Răsfoiți Sursa

fix(resolution): Go cross-package qualified calls resolve via go.mod (#388) (#469)

`pkga.FuncX(...)` cross-package calls in Go monorepos were dropping
through the import resolver — `isExternalImport(go)` flagged any
non-`/internal/` import as third-party because the resolver had no idea
what the project's own module path was. Resolution fell back to name
matching with path-proximity scoring, which on a layered codebase picks
one accidental candidate per call site (~<1% recall per #388's
5,303-vs-1 figure).

- `src/resolution/go-module.ts` (new) parses the `module ...` directive
  from project-root `go.mod`, exposed via `getGoModule()` on
  `ResolutionContext`.
- `isExternalImport(go)` treats `<module-path>/...` imports as in-module;
  the existing `/internal/` escape hatch is preserved for repos without
  a parsed go.mod.
- `resolveViaImport` gets a Go cross-package branch that strips the
  module prefix to a project-relative directory, then resolves the
  qualified member via `getNodesByName(member)` filtered to that exact
  directory and `isExported=true`. Sub-packages don't collide with their
  parents; same-name funcs in different packages don't false-merge.
- Go extractor sets `isExported` from the identifier's first character
  (Go's universal uppercase=exported convention). The resolver depends
  on this to filter candidates.

Validation on gRPC-Go (1,031 .go files, layered package tree):
  total `calls` edges:    23,803 -> 34,105 (+43%)
  cross-pkg `calls`:      10,880 -> 19,929 (+83%)
  fmt/strconv/etc. stdlib calls: stay external (no false positives)

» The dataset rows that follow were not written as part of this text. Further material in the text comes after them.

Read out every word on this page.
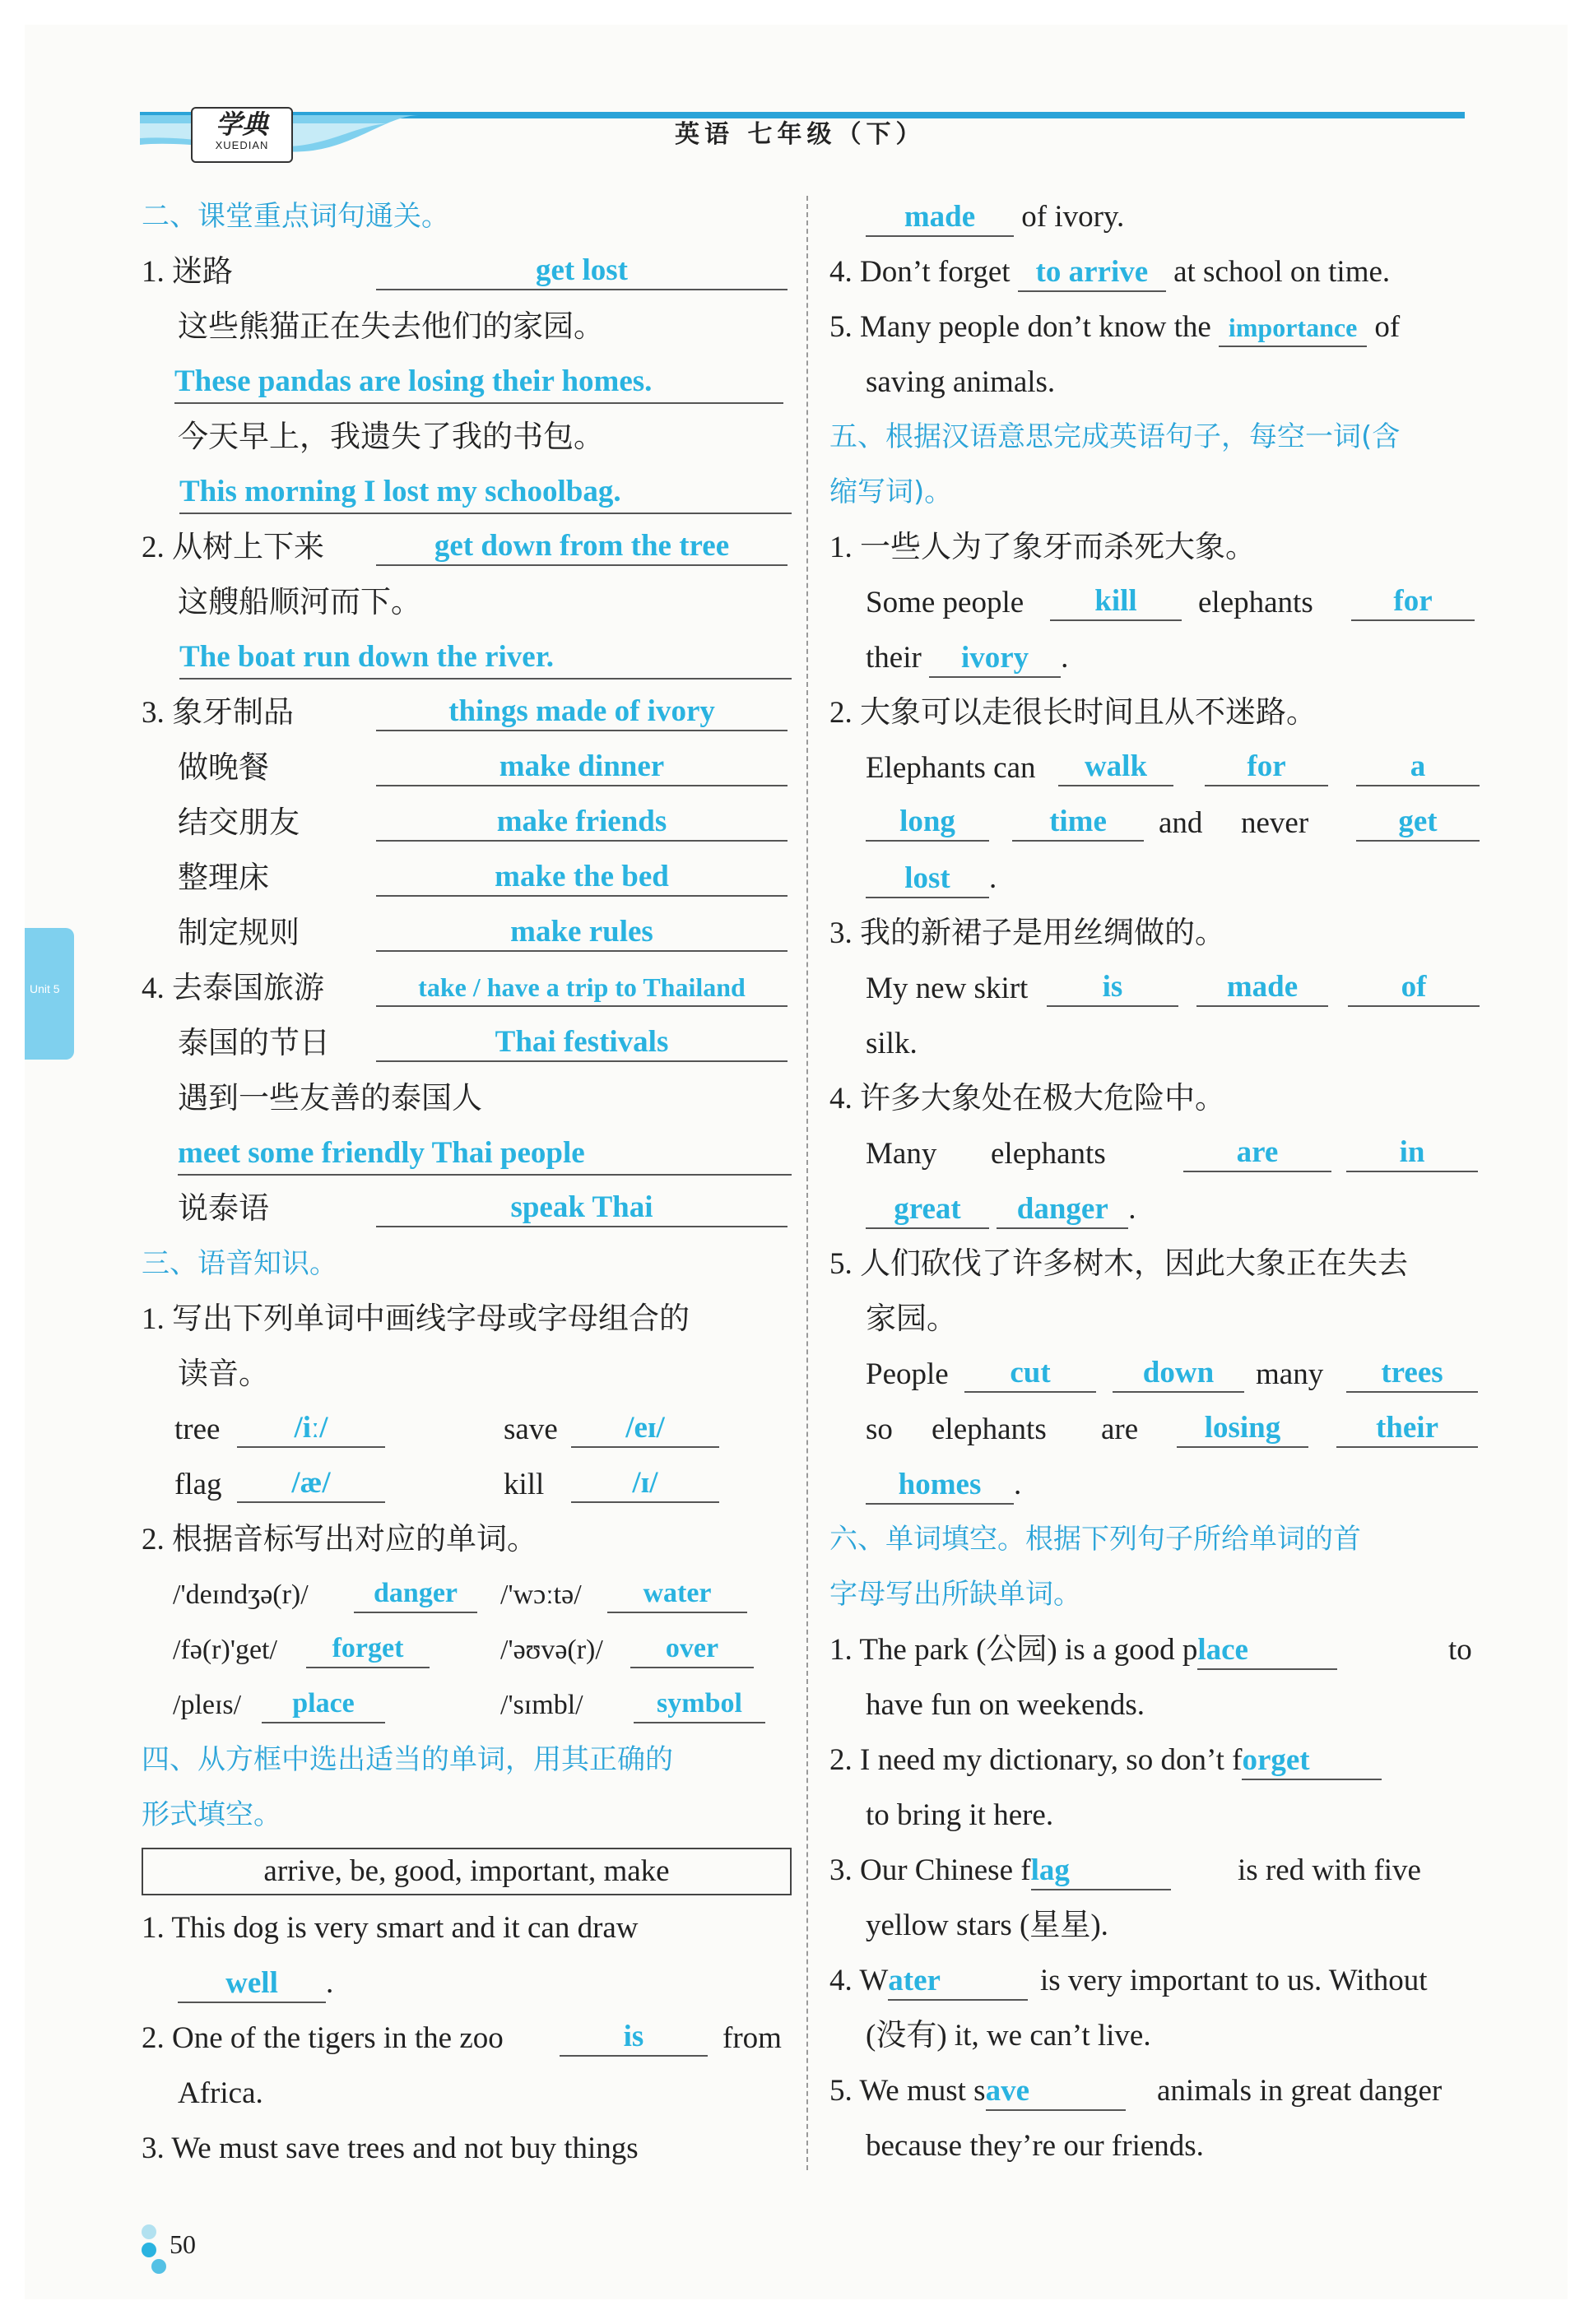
学典
XUEDIAN	英语 七年级（下）
Unit 5
二、课堂重点词句通关。
1. 迷路	get lost
这些熊猫正在失去他们的家园。
These pandas are losing their homes.
今天早上，我遗失了我的书包。
This morning I lost my schoolbag.
2. 从树上下来	get down from the tree
这艘船顺河而下。
The boat run down the river.
3. 象牙制品	things made of ivory
做晚餐	make dinner
结交朋友	make friends
整理床	make the bed
制定规则	make rules
4. 去泰国旅游	take / have a trip to Thailand
泰国的节日	Thai festivals
遇到一些友善的泰国人
meet some friendly Thai people
说泰语	speak Thai
三、语音知识。
1. 写出下列单词中画线字母或字母组合的
读音。
tree	/iː/	save	/eɪ/
flag	/æ/	kill	/ɪ/
2. 根据音标写出对应的单词。
/'deɪndʒə(r)/	danger	/'wɔːtə/	water
/fə(r)'get/	forget	/'əʊvə(r)/	over
/pleɪs/	place	/'sɪmbl/	symbol
四、从方框中选出适当的单词，用其正确的
形式填空。
arrive, be, good, important, make
1. This dog is very smart and it can draw
well .
2. One of the tigers in the zoo	is	from
Africa.
3. We must save trees and not buy things
made of ivory.
4. Don’t forget to arrive at school on time.
5. Many people don’t know the importance of
saving animals.
五、根据汉语意思完成英语句子，每空一词(含
缩写词)。
1. 一些人为了象牙而杀死大象。
Some people	kill	elephants	for
their ivory .
2. 大象可以走很长时间且从不迷路。
Elephants can	walk	for	a
long	time	and never	get
lost .
3. 我的新裙子是用丝绸做的。
My new skirt	is	made	of
silk.
4. 许多大象处在极大危险中。
Many elephants	are	in
great danger .
5. 人们砍伐了许多树木，因此大象正在失去
家园。
People	cut	down	many	trees
so elephants are	losing	their
homes .
六、单词填空。根据下列句子所给单词的首
字母写出所缺单词。
1. The park (公园) is a good place	to
have fun on weekends.
2. I need my dictionary, so don’t forget
to bring it here.
3. Our Chinese flag	is red with five
yellow stars (星星).
4. Water	is very important to us. Without
(没有) it, we can’t live.
5. We must save	animals in great danger
because they’re our friends.
50
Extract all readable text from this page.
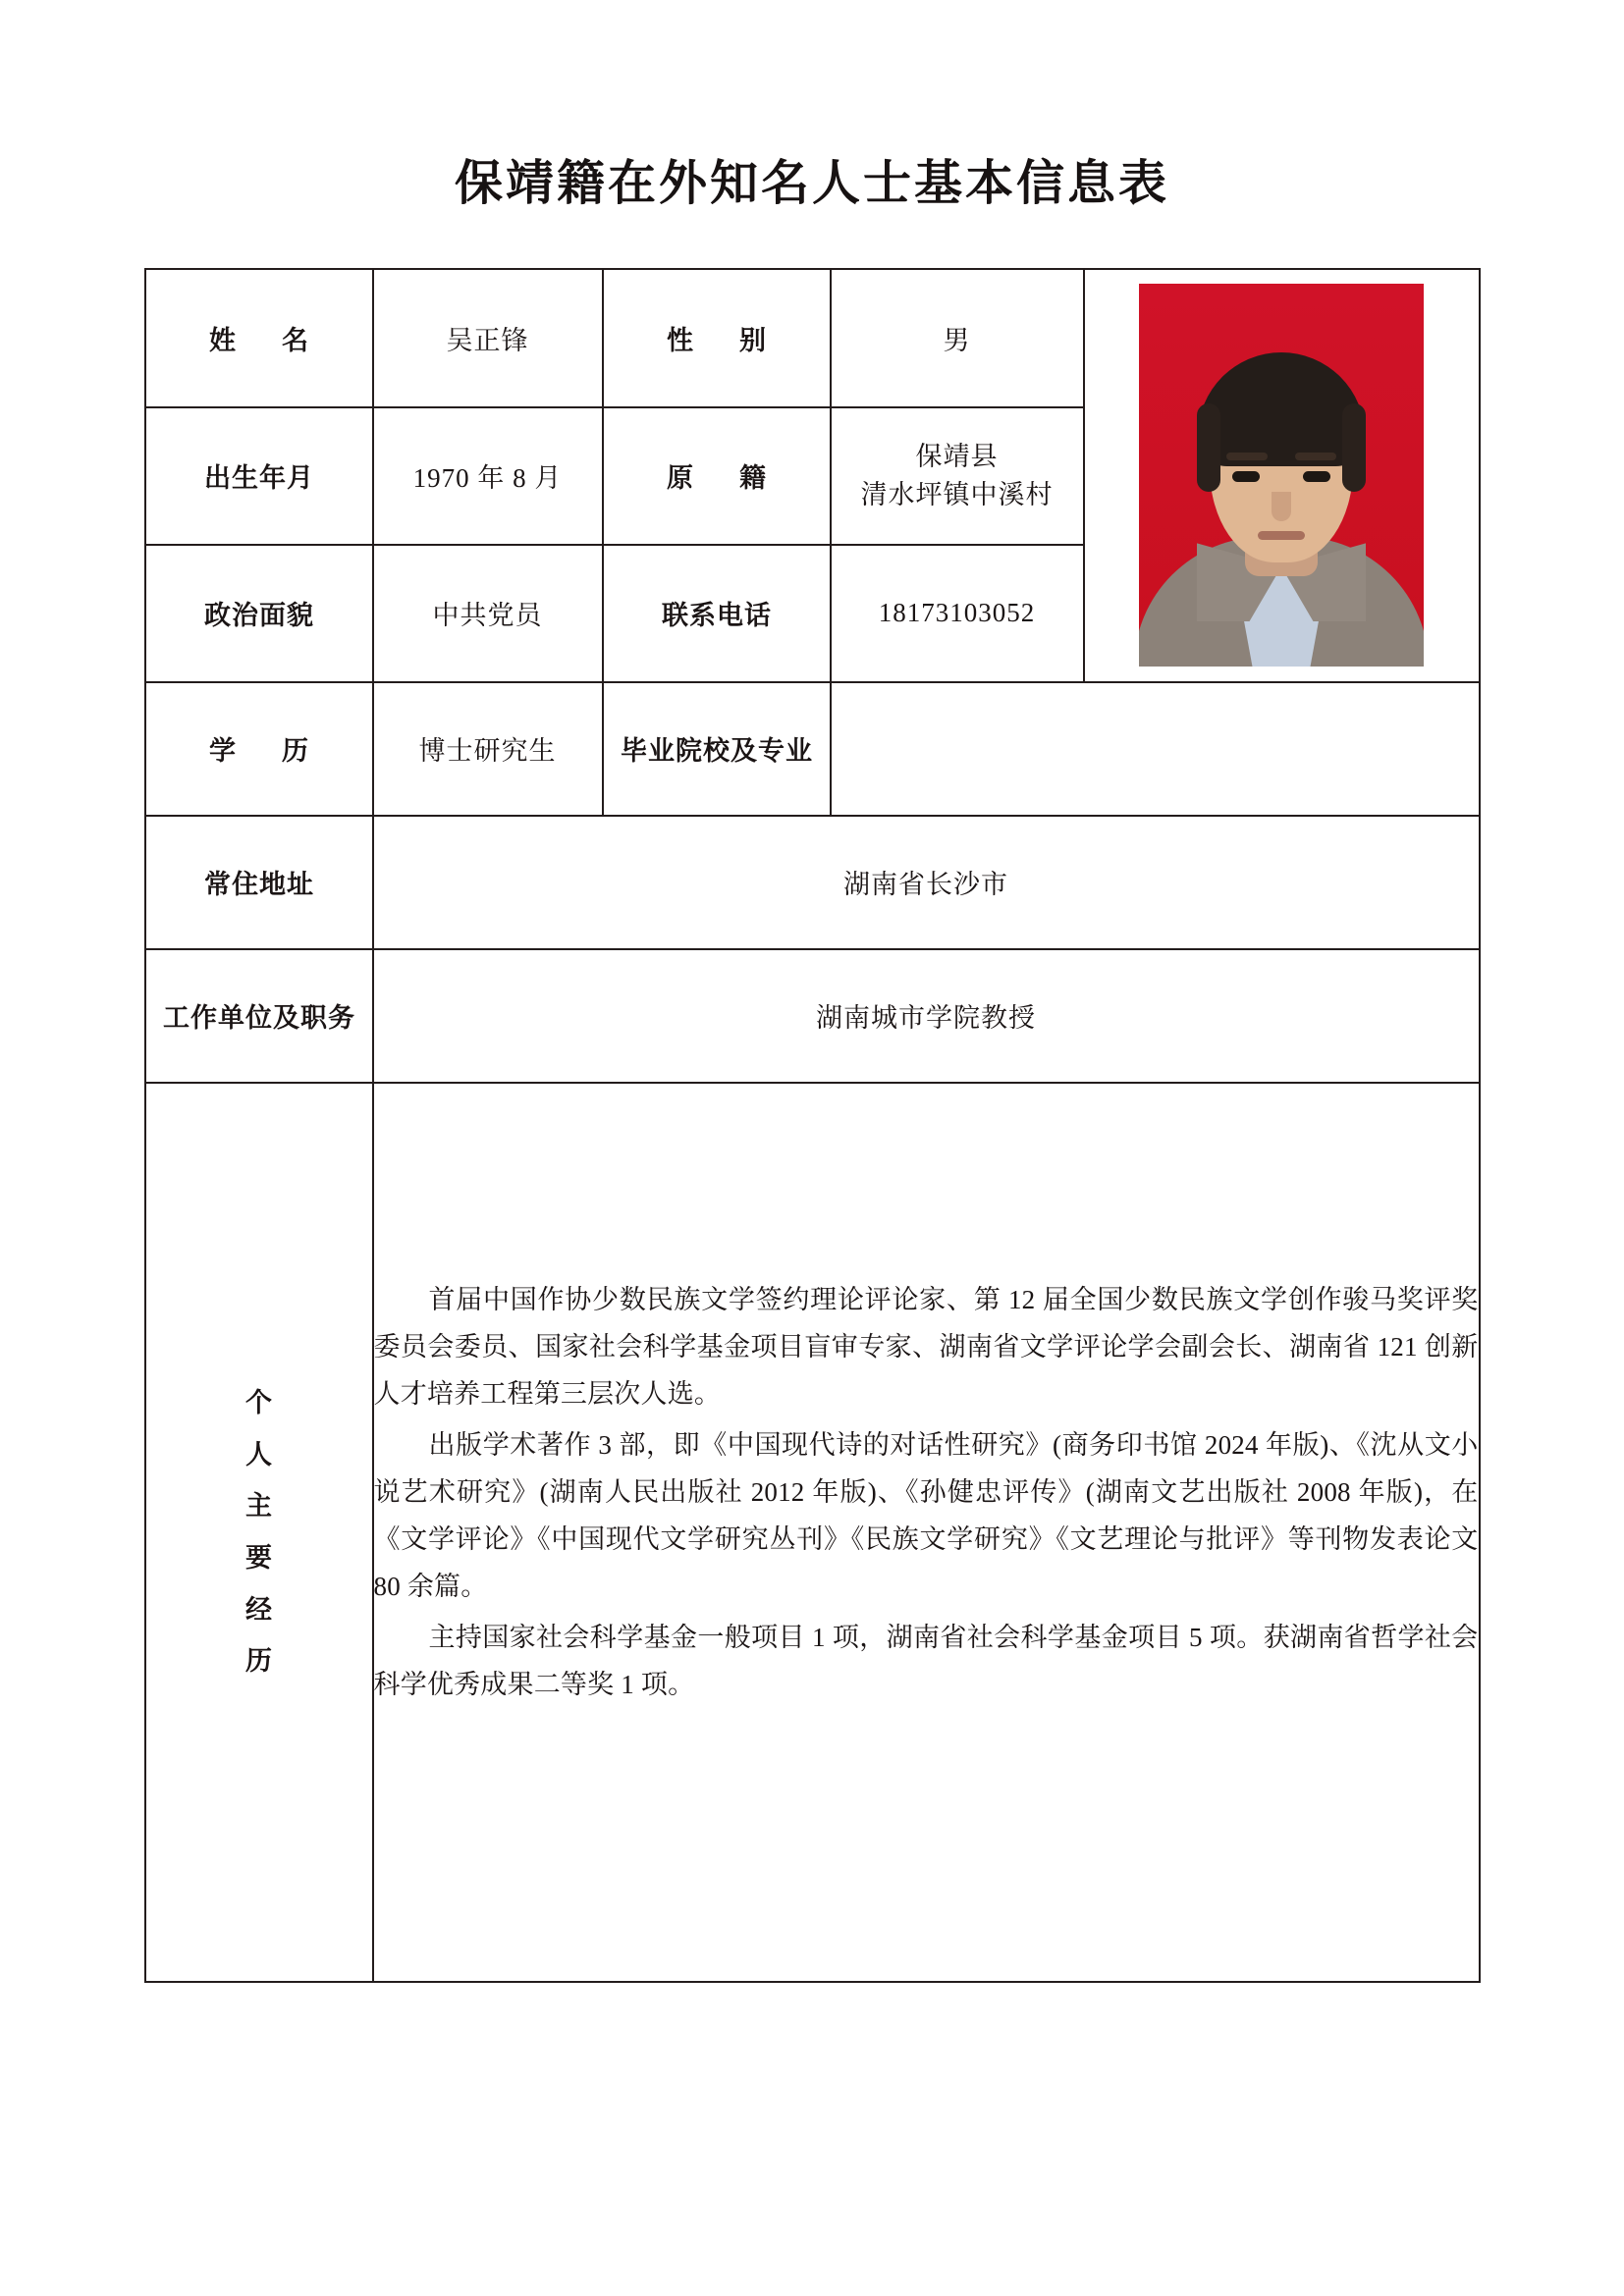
保靖籍在外知名人士基本信息表
姓　名	吴正锋	性　别	男	

出生年月	1970 年 8 月	原　籍	保靖县
清水坪镇中溪村	

政治面貌	中共党员	联系电话	18173103052	
学　历	博士研究生	毕业院校及专业		
常住地址	湖南省长沙市			
工作单位及职务	湖南城市学院教授			

个
人
主
要
经
历

首届中国作协少数民族文学签约理论评论家、第 12 届全国少数民族文学创作骏马奖评奖委员会委员、国家社会科学基金项目盲审专家、湖南省文学评论学会副会长、湖南省 121 创新人才培养工程第三层次人选。

出版学术著作 3 部，即《中国现代诗的对话性研究》(商务印书馆 2024 年版)、《沈从文小说艺术研究》(湖南人民出版社 2012 年版)、《孙健忠评传》(湖南文艺出版社 2008 年版)，在《文学评论》《中国现代文学研究丛刊》《民族文学研究》《文艺理论与批评》等刊物发表论文 80 余篇。

主持国家社会科学基金一般项目 1 项，湖南省社会科学基金项目 5 项。获湖南省哲学社会科学优秀成果二等奖 1 项。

Tests cover in-module disambiguation with same-name funcs in two
packages, aliased imports, and stdlib calls not being false-resolved to
in-project nodes.

Closes #388.
Colby Mchenry 3 săptămâni în urmă
părinte
comite
f1b79eeae1

+ 1 - 0
CHANGELOG.md

@@ -16,6 +16,7 @@ and adheres to [Semantic Versioning](https://semver.org/spec/v2.0.0.html).
   - **Field-injected concrete-bean trace.** A Spring controller's `@Resource(name="userBO") private UserBO userbo;` followed by `this.userbo.toLogin2(...)` now resolves through to `UserBO.toLogin2` even when the field type is a concrete class whose name doesn't match the field by Java naming convention (`userbo` → `UserBO`). The fix is two layered changes in the language layer (Java only): (a) the call extractor unwraps `this.<field>` receivers (previously surfaced as `this.userbo.toLogin2` and dropped through every name-matcher strategy); (b) the resolver looks up the receiver name in the enclosing class's field declarations and uses the declared type to resolve the method. This generalizes beyond Spring — any Java code using `this.field.method()` now resolves correctly.
 
 ### Fixed
+- **Go cross-package qualified calls (`pkga.FuncX(...)`) now resolve to the right package (#388).** On a Go monorepo with a layered package layout (handler/service/domain/dao), `codegraph_callers`, `_callees`, `_impact`, and `_trace` used to return ~0-1 results where grep finds hundreds to thousands of real call sites — the central value proposition of CodeGraph silently degraded on entire Go codebases. Root cause: the import resolver flagged every Go import path without `/internal/` as third-party (because it had no idea what the project's own module path was), so cross-package calls fell through to name-matching with path-proximity scoring, which on real codebases picks ~one accidental candidate per call site. The Go branch now reads the project's `go.mod`, treats `<module-path>/...` imports as in-module, and looks up the qualified symbol in the imported package's directory; same-name functions in *different* packages no longer collide. As a side fix, Go nodes now correctly carry `is_exported=1` for capitalized identifiers (the resolver needs this to filter candidates). Measured on gRPC-Go (1,031 `.go` files, layered packages): cross-package `calls` edges go from 10,880 → 19,929 (**+83%**), total `calls` from 23,803 → 34,105 (**+43%**), with no false-positive resolution of stdlib calls (`fmt.Println` etc. stay external).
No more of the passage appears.